Adjusting learning rate when increasing batch size

When checking the GPU memory usage I saw that I could increase the batch size. (I understand that it has influence on NN’s ability to represent and generalize).

If I double the batch size, should I halve the learning rate, in order keep the same learning dynamics? Or is lr already compensated for bs in fastai or pytorch? I’m using wrn_22 and the default AdamW optimizer.

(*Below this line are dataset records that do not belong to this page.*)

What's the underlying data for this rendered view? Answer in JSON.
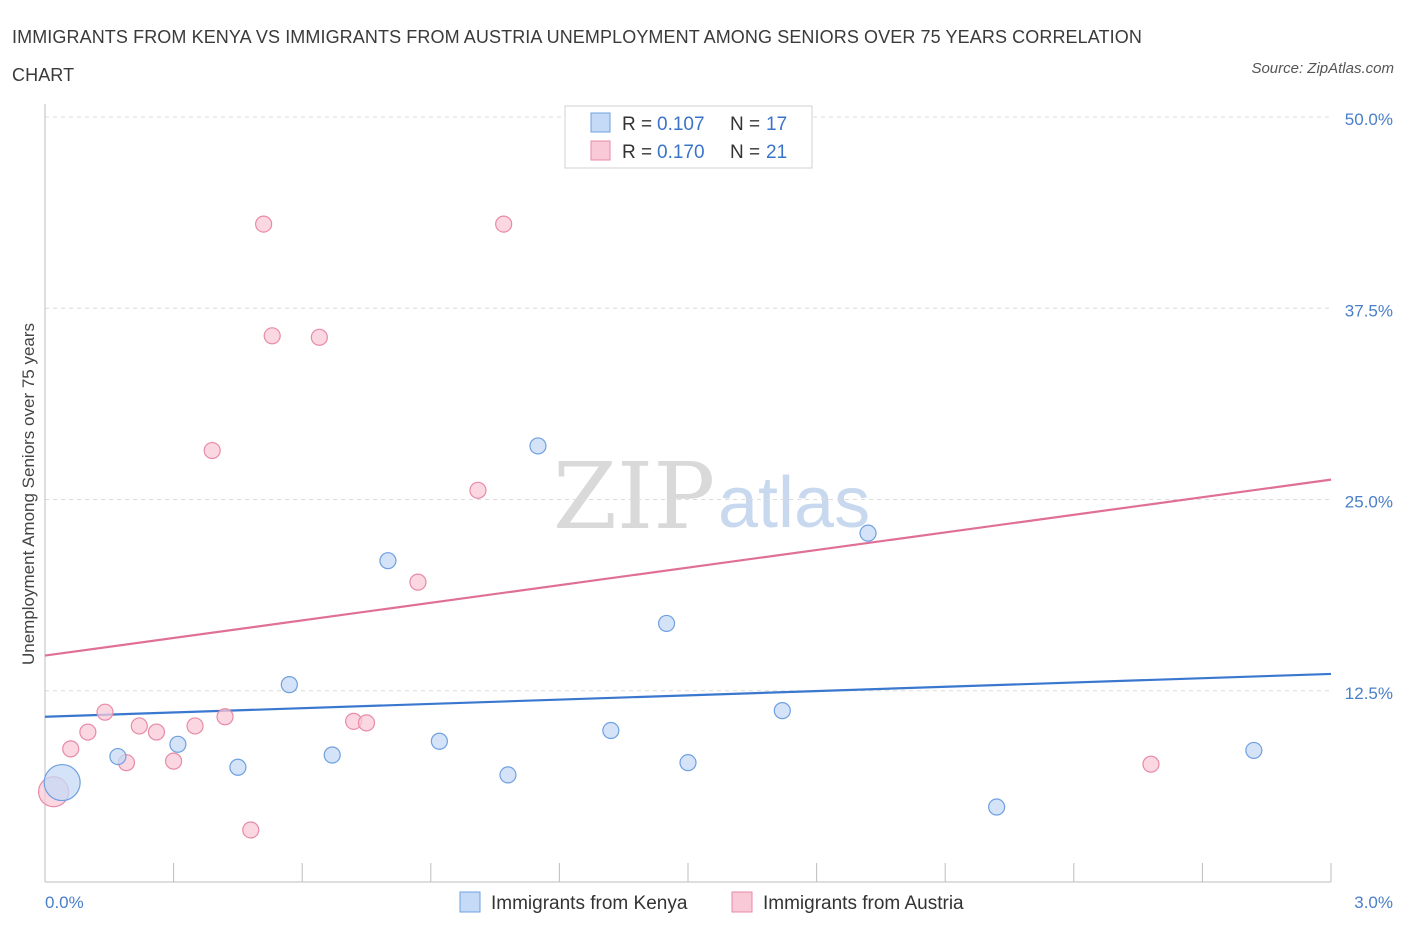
{
  "title": "IMMIGRANTS FROM KENYA VS IMMIGRANTS FROM AUSTRIA UNEMPLOYMENT AMONG SENIORS OVER 75 YEARS CORRELATION CHART",
  "source": "Source: ZipAtlas.com",
  "watermark": {
    "zip": "ZIP",
    "atlas": "atlas"
  },
  "legend": {
    "kenya": {
      "r_label": "R = ",
      "r_value": "0.107",
      "n_label": "N = ",
      "n_value": "17"
    },
    "austria": {
      "r_label": "R = ",
      "r_value": "0.170",
      "n_label": "N = ",
      "n_value": "21"
    }
  },
  "chart_data": {
    "type": "scatter",
    "title": "IMMIGRANTS FROM KENYA VS IMMIGRANTS FROM AUSTRIA UNEMPLOYMENT AMONG SENIORS OVER 75 YEARS CORRELATION CHART",
    "xlabel": "",
    "ylabel": "Unemployment Among Seniors over 75 years",
    "xlim": [
      0,
      3.0
    ],
    "ylim": [
      0,
      50
    ],
    "x_tick_labels": [
      "0.0%",
      "3.0%"
    ],
    "y_ticks": [
      12.5,
      25.0,
      37.5,
      50.0
    ],
    "y_tick_labels": [
      "12.5%",
      "25.0%",
      "37.5%",
      "50.0%"
    ],
    "grid": true,
    "legend_position": "top-center",
    "series": [
      {
        "name": "Immigrants from Kenya",
        "color": "#6fa0e0",
        "fill": "#c5daf6",
        "points": [
          {
            "x": 0.04,
            "y": 6.5,
            "size": 3
          },
          {
            "x": 0.17,
            "y": 8.2,
            "size": 1
          },
          {
            "x": 0.31,
            "y": 9.0,
            "size": 1
          },
          {
            "x": 0.45,
            "y": 7.5,
            "size": 1
          },
          {
            "x": 0.57,
            "y": 12.9,
            "size": 1
          },
          {
            "x": 0.67,
            "y": 8.3,
            "size": 1
          },
          {
            "x": 0.8,
            "y": 21.0,
            "size": 1
          },
          {
            "x": 0.92,
            "y": 9.2,
            "size": 1
          },
          {
            "x": 1.08,
            "y": 7.0,
            "size": 1
          },
          {
            "x": 1.15,
            "y": 28.5,
            "size": 1
          },
          {
            "x": 1.32,
            "y": 9.9,
            "size": 1
          },
          {
            "x": 1.45,
            "y": 16.9,
            "size": 1
          },
          {
            "x": 1.5,
            "y": 7.8,
            "size": 1
          },
          {
            "x": 1.72,
            "y": 11.2,
            "size": 1
          },
          {
            "x": 1.92,
            "y": 22.8,
            "size": 1
          },
          {
            "x": 2.22,
            "y": 4.9,
            "size": 1
          },
          {
            "x": 2.82,
            "y": 8.6,
            "size": 1
          }
        ],
        "trend": {
          "x0": 0.0,
          "y0": 10.8,
          "x1": 3.0,
          "y1": 13.6
        }
      },
      {
        "name": "Immigrants from Austria",
        "color": "#e88aa8",
        "fill": "#f9c9d8",
        "points": [
          {
            "x": 0.02,
            "y": 5.9,
            "size": 2
          },
          {
            "x": 0.06,
            "y": 8.7,
            "size": 1
          },
          {
            "x": 0.1,
            "y": 9.8,
            "size": 1
          },
          {
            "x": 0.14,
            "y": 11.1,
            "size": 1
          },
          {
            "x": 0.19,
            "y": 7.8,
            "size": 1
          },
          {
            "x": 0.22,
            "y": 10.2,
            "size": 1
          },
          {
            "x": 0.26,
            "y": 9.8,
            "size": 1
          },
          {
            "x": 0.3,
            "y": 7.9,
            "size": 1
          },
          {
            "x": 0.35,
            "y": 10.2,
            "size": 1
          },
          {
            "x": 0.39,
            "y": 28.2,
            "size": 1
          },
          {
            "x": 0.42,
            "y": 10.8,
            "size": 1
          },
          {
            "x": 0.48,
            "y": 3.4,
            "size": 1
          },
          {
            "x": 0.51,
            "y": 43.0,
            "size": 1
          },
          {
            "x": 0.53,
            "y": 35.7,
            "size": 1
          },
          {
            "x": 0.64,
            "y": 35.6,
            "size": 1
          },
          {
            "x": 0.72,
            "y": 10.5,
            "size": 1
          },
          {
            "x": 0.75,
            "y": 10.4,
            "size": 1
          },
          {
            "x": 0.87,
            "y": 19.6,
            "size": 1
          },
          {
            "x": 1.01,
            "y": 25.6,
            "size": 1
          },
          {
            "x": 1.07,
            "y": 43.0,
            "size": 1
          },
          {
            "x": 2.58,
            "y": 7.7,
            "size": 1
          }
        ],
        "trend": {
          "x0": 0.0,
          "y0": 14.8,
          "x1": 3.0,
          "y1": 26.3
        }
      }
    ]
  }
}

Late edit. found this paper: “Don’t Decay the Learning Rate, Increase the Batch Size” https://arxiv.org/abs/1711.00489

It is common practice to decay the learning rate. Here we show one can usually obtain the same learning curve on both training and test sets by instead increasing the batch size during training. This procedure is successful for stochastic gradient descent (SGD), SGD with momentum, Nesterov momentum, and Adam.

1 Like

the rule of thumb is that you can double your learning rate, but that’s only true up to a certain point. You should use learn.lr_find() to find the best value.

1 Like

Doubling the batchsize --> doubling learning rate?

Would learn.lr_find() still deliver a useful result even after quite some epochs of training? I used to think it’s only for fresh initialized models.

I am also wondering about this

The plot of learning rate VS loss get more chaotic as we do more stuff with the network.
For example, the fine tuning stage or scenarios where the CNN is trained in several stages with different input image sizes, the lr_find plot is more chaotic without having any distinct downward slope.

This is what one should expect after training the network for a while since the weights must have descended to areas where the loss manifold has many local minima and it is easier to jump back up rather than having a more definite downward slope. But, I am wondering what are the good rules of thumb for choosing learning rates in those cases?